E essa jornada leva a encontros bem interessantes com personagens como os irmãos Caim (Sanjeev Bhaskar) e Abel (Asim Chaudhry), sonhos inspirados nos personagens bíblicos, com direito a assassinatos recorrentes, que são os zeladores da Casa dos Mistérios e da Casa dos Segredos. Morpheus também conta com a ajuda da exorcista Johanna Constantine (Jenna Coleman), a versão feminina do John Constantine dos quadrinhos, o mago inglês punk, sarcástico e malandro, que já foi interpretado no cinema por Keanu Reeves e teve série da DC, também escrita pelo roteirista David Goyer. Outro encontro muito esperado é a visita de Sandman ao inferno para um tête-à-tête com ninguém menos que Lúcifer, interpretado por Gwendoline Christie (a eterna Brianne of Tarth, de Game of Thrones).
Teremos ainda a aparição de três Perpétuos: Morte (Kirby Howell-Baptiste), Desespero (Donna Preston), e Desejo (Mason Alexander Park). E um fanservice bacana com Mark “Skywalker” Hamil fazendo a voz do personagem Merv Cabeça de Abóbora.
Com apuro técnico, produção e fotografia de primeira, o enredo e roteiro são os pontos altos dos primeiros episódios. Sturridge entrega um protagonista no tom certo, contido e sério, tão grave quanto sua voz, como deve ser o mestre dos sonhos. Os demais atores também estão muito bem caracterizados, com exceção da Constantine de Jenna Coleman, que carece de mais carisma e astúcia. Um toque de sensualidade, à la Game of Thrones das primeiras temporadas, não seria mal.
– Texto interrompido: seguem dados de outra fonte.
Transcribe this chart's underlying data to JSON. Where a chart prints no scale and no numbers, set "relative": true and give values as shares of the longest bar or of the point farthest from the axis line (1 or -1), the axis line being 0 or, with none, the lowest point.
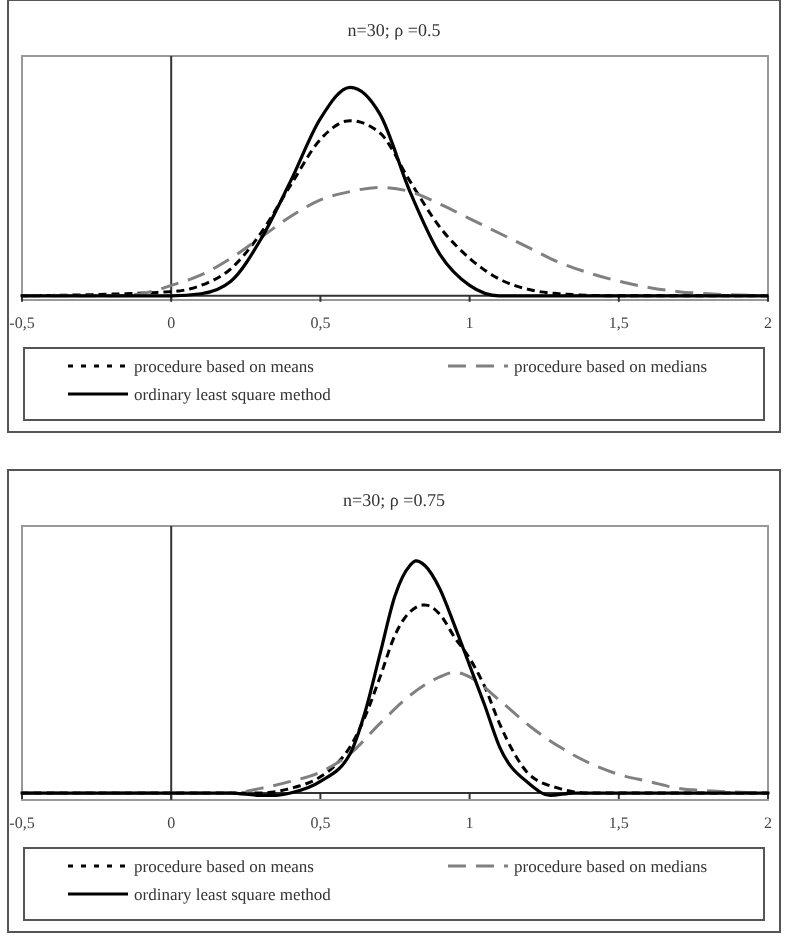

E, definitivamente, faltou uma trilha sonora mais marcante, sem exagero pop, mas com umas músicas legais dos anos 80 e 90.
Sandman deve atender à expectativa dos fãs antigos, sendo fiel aos quadrinhos, sem também deixar de incorporar os valores da geração atual e angariar novos adeptos, valorizando a diversidade de gênero, raça e orientação sexual, temas que dialogam com a alma da obra de Gaiman. O autor e produtor, ao menos nesses primeiros episódios, cumpriu o prometido, transformando sonhos em realidade, com o perdão do trocadilho.